The sort-of was and sort-of wasn’t surprise of the day goes to the news that Mojang, the makers of the hugely successful Minecraft (so much so that Lego Group wish they’d thought it up) have been bought up by Microsoft, the company that makes Windows and the Xbox One. The price? $2.5 billion. By any stretch of the imagination, that’s a lot of money, but to put it in perspective, tech companies aren’t afraid to pay $19 billion for a startup. Yes… Facebook paid that much for a mobile messaging app.
So, there a few questions that should come to mind
Firstly, why did Notch, the founder and majority owner of Mojang, want to sell?
This is answered in the blog post on their website. It would seem he never expected Minecraft to get so huge (a LEGO sandbox game with unlimited terrain?
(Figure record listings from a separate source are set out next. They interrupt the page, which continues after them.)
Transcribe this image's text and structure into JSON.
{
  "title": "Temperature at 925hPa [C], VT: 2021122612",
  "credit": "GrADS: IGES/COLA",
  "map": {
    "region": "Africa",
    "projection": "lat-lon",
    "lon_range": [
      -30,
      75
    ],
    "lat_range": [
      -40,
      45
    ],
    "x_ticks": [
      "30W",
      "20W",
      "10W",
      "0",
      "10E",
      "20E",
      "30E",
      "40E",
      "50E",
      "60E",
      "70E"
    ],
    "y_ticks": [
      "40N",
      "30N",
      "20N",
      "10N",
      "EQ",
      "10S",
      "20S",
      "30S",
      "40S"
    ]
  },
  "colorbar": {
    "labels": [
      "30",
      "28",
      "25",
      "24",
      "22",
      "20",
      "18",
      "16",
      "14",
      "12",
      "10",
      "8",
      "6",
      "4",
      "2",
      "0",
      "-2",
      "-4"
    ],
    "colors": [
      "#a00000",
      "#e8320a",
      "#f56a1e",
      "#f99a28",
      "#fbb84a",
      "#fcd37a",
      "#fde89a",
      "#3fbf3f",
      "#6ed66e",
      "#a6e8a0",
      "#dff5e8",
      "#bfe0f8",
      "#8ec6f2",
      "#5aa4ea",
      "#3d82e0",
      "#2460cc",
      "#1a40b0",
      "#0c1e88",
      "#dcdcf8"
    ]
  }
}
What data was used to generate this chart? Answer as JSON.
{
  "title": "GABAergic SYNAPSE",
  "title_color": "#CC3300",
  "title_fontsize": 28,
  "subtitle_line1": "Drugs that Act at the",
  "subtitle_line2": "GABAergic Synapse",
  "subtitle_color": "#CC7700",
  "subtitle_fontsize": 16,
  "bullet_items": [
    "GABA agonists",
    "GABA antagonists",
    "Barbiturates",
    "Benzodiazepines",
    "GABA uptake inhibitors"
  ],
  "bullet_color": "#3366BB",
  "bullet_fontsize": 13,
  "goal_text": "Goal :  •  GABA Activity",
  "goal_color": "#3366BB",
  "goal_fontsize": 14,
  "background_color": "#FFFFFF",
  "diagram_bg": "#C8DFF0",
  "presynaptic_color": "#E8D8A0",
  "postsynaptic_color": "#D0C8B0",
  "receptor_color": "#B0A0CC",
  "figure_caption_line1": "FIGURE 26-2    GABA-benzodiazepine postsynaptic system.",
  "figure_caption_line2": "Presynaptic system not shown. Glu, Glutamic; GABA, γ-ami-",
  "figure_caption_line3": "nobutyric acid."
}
Who’d-a-thunk it?), but it did and Notch doesn’t want to pressure.
[Notch has] decided that he doesn’t want the responsibility of owning a company of such global significance. Over the past few years he’s made attempts to work on smaller projects, but the pressure of owning Minecraft became too much for him to handle. The only option was to sell Mojang.
The share of the $2.5 billion Notch will receive should help him continue to work on his sometimes complex but captivating leftfield game concepts. Notch recently shelved a rather ambitious project which he hoped would follow Minecraft due to struggles with the game. 0x10c would have been a clever twist on the space sim, where each ship had an old processor controlling it with limited capacity, meaning you have to prioritise what systems are used.
There’s no doubt we’ll see some clever stuff from Notch in the future.
Secondly, why did Microsoft want to pay that much for Mojang?
Although Mojang are a fairly small, independent company, the userbase for Minecraft is staggering. Just on PC platforms, over 16 million people have purchased the game since 2009. Then there’s the console and mobile versions to add to it. That’s a big pie to get a slice of. And many Minecraft players are regular players.
It could be argued that Minecraft helped spearhead the ‘Let’s Play’ movement, creating hugely successful YouTube stars like PewDiePie (who earned $4 million in the last year and has well over 30 million subscribers). Simply put, LPs are streamed or recorded videos of people playing games, sometimes creating episodic stories, sometimes just with commentary. Usually with humour.
Even regardless of the sales figures and userbase, each player has to create a login account. That’s a huge list of names for Microsoft to inherit. There’s echoes of Facebook’s acquisition of WhatApp earlier this year. As TechRadar put it:
That’s because the world’s No. 1 social network just bought its way into the hands WhatsApp’s engaged usersbase, which according to Mark Zuckerberg is on a path to one billion people.
Finally, what does it mean for the future?
According to Mojang, there are no plans for Microsoft to change the strategy in any way. And why would they? Things are going great currently.
There’s no reason for the development, sales, and support of the PC/Mac, Xbox 360, Xbox One, PS3, PS4, Vita, iOS, and Android versions of Minecraft to stop. Of course, Microsoft can’t make decisions for other companies or predict the choices that they might make in the future.
Even if they were to stop development of certain versions down the line, it wouldn’t be much of a surprise in an industry as fickle as ours. After all, did we really expect Mojang to continue maintaining and updating the game forever?
So there you have it. Mojang, the company that arguably renewed not only our faith in the indie games scene but proved the ‘early access‘ model could be very successful, is no longer an indie games studio. Lucky Microsoft!